Now I’m sure it’s a test. It’s probably part of the script they’re trained to recite. There’s no way the Marine Corps wants their personal representatives to just let anyone in the infantry; they have to make sure I’m not just some kid trying to get out of my house. They have to be sure that I have what it takes to become the best.

   From the ribbons on the Staff Sergeant’s chest, I assume he’s seen action. I can’t imagine he’s asking this question lightly, for all I know there isn’t even a right answer. He might just be wanting me to stay stone cold and show I’m not leaving until he puts that little Marine Corps pen in my hand and shows me where to put my John Hancock.

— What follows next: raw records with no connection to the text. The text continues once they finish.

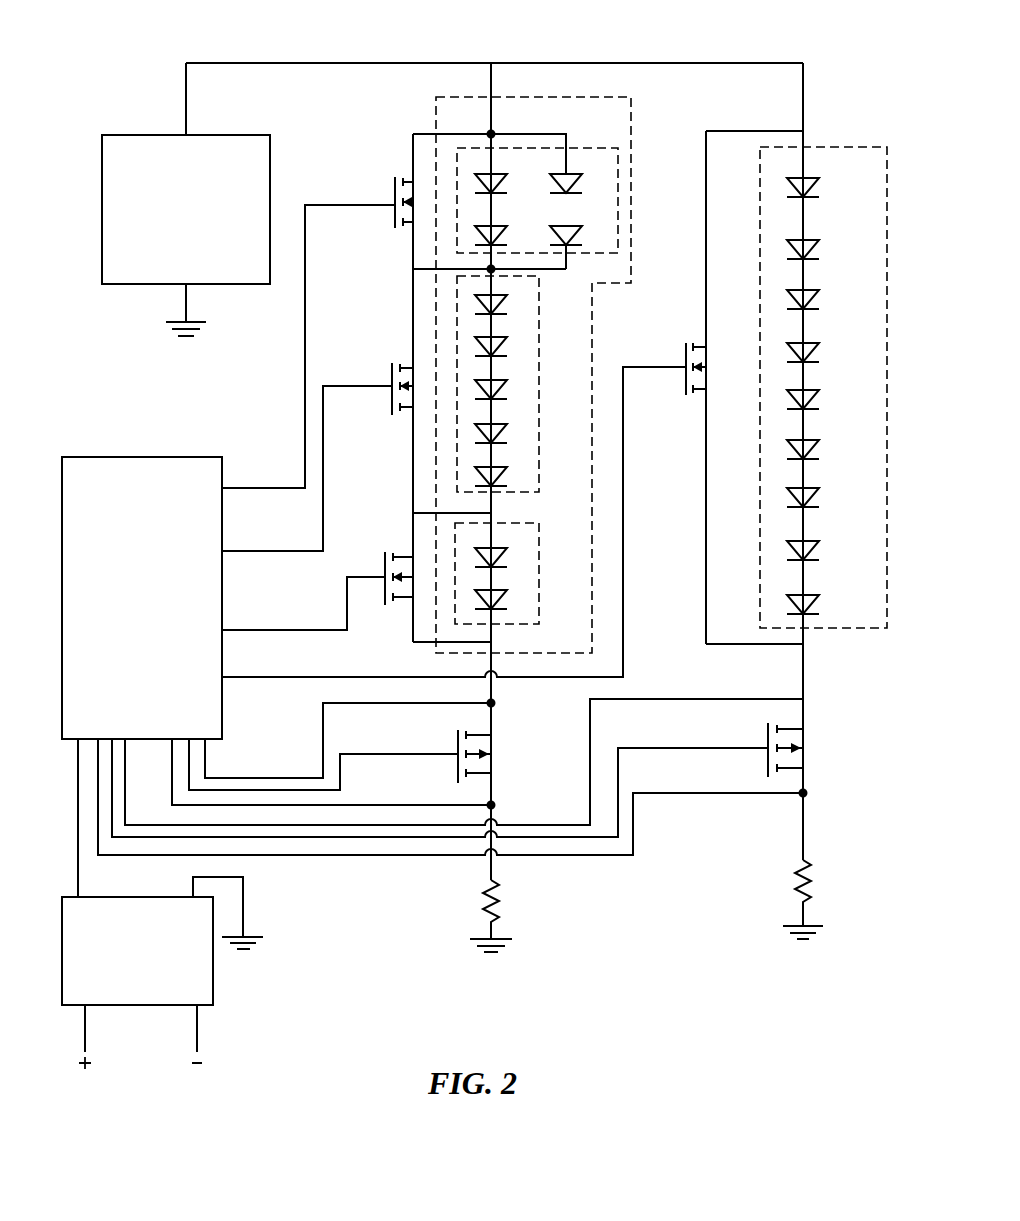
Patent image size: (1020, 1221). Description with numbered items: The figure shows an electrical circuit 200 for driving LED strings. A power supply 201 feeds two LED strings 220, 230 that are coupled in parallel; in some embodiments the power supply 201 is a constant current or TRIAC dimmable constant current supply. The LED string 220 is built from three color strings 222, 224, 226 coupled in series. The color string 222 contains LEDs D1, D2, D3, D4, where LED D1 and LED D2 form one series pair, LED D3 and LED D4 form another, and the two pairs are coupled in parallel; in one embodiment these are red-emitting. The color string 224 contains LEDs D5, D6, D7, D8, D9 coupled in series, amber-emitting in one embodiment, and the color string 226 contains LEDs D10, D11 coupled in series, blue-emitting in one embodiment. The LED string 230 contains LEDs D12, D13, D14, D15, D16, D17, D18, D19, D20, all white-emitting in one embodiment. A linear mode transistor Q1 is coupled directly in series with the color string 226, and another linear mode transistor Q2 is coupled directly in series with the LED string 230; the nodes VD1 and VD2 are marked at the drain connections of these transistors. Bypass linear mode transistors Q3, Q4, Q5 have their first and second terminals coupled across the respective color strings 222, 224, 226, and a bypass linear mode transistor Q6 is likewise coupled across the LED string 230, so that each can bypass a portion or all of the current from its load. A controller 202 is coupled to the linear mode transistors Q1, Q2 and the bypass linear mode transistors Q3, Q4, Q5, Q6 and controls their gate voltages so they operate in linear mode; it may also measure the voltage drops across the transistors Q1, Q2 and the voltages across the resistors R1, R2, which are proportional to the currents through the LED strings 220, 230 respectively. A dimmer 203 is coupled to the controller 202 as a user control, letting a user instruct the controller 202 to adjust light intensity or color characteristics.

The electrical circuit 200 is at (338, 38).
The power supply 201 is at (186, 235).
The controller 202 is at (432, 551).
The dimmer 203 is at (162, 973).
The LED string 220 is at (522, 361).
The color string 222 is at (537, 184).
The color string 224 is at (521, 384).
The color string 226 is at (497, 561).
The LED string 230 is at (824, 375).
The linear mode transistor Q1 is at (491, 769).
The linear mode transistor Q2 is at (803, 760).
The bypass linear mode transistor Q3 is at (397, 188).
The bypass linear mode transistor Q4 is at (395, 374).
The bypass linear mode transistor Q5 is at (393, 567).
The bypass linear mode transistor Q6 is at (735, 387).
The resistor R1 is at (501, 916).
The resistor R2 is at (812, 899).
The drain voltage node VD1 is at (513, 703).
The drain voltage node VD2 is at (832, 699).
The LED D1 is at (506, 172).
The LED D2 is at (506, 223).
The LED D3 is at (580, 172).
The LED D4 is at (580, 223).
The LED D5 is at (505, 297).
The LED D6 is at (505, 343).
The LED D7 is at (505, 385).
The LED D8 is at (505, 429).
The LED D9 is at (505, 472).
The LED D10 is at (505, 547).
The LED D11 is at (505, 588).
The LED D12 is at (829, 183).
The LED D13 is at (829, 246).
The LED D14 is at (829, 296).
The LED D15 is at (829, 349).
The LED D16 is at (829, 396).
The LED D17 is at (829, 446).
The LED D18 is at (829, 494).
The LED D19 is at (829, 547).
The LED D20 is at (829, 601).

   After a few seconds of silence, he says, “Looks like you’ve made your mind up, huh?”

   “Yes, sir.”

   “Well, I’m not going to get in the way if you’re sure you’re willing to do this.”

    Looks like I passed the test. 

  “Where are your parents?” he asks me, squinting his eyes in my direction.

    “At home,” I say.

  “I’d like to have a conversation with them, just to make sure this is what’s best for everyone involved before we move any further. You’re going to need their signatures if you are going to join since your seventeen.”

   As far as I can tell, I’m the only one involved here. I get it, he needs their signatures because of the whole age thing, but I don’t think he understands how set I am on this. Come hell or high whatever the saying is, I’m going to war.

  “That’s fine, they’ll sign. You’ll have to bring the papers to them though,” I say.

   The recruiter squints harder and asks, “Is there some reason they can’t come here?” as if I’m trying to pull something over on him.

   “Well, they could I guess, if you’re willing to cut out a hole in the side of the house big enough to pull them out.”

  I can see his wheels turning now as he no-doubt imagines two behemoths melted into an off-white sectional watching MASH. If that’s what he’s thinking, he’s right.

  He doesn’t look sympathetic though. Sympathy’s what I’m used to seeing when I tell people my parents would be the size of a small sedan if they had the energy to make love. Usually, there’s a look of horror underneath the sad gaze I receive from anyone asking what my parents do for a living. I can’t help it, they end up being the brunt of my jokes because of the simple fact that they can’t defend themselves. It’s not hate, it’s coping, and it takes all shapes and sizes. Pun intended.

   “Well, I’ll see what I can do. I have your number, I’ll give you a call,” the recruiter says as he gathers all of the plaques and papers on the desk.

He’s looking at me for what I am, an easy sell. I’m not getting that fatherly treatment I was half expecting from this soon-to-be brother-in-arms. Instead, I’m just imagining what I must be to him, just one more body. 

   Maybe he’s reliving firefights in Ramadi or mortar attacks in Baghdad. Maybe he’s just hungry, it is almost 1700 after all. 

   Staff Sergeant Naff gives me a half-assed smile and reaches his hand across the table as he stands up.

   “Glad you came in Silas. Looking forward to getting this ball on the roll.”

   I stand up as well. His hand wraps around mine like a mitt almost crushing my bones it feels like. I can only think that’s what your hand must become after years of war. No cellulite in sight, not a trace of weakness, not a scent of complacency.

   I can imagine myself sliding into that dress blue uniform already; I can feel my fingers wrapping around the black steel of an M4 as my heart beats the rifleman’s creed.

  Walking out the door I tap the pull up bar thinking about war medals and carnage, thinking about bayonets and compound fractures, thinking about what that kid in the red shirt is going to do when he finds out the job 1161 is Refrigeration Mechanic.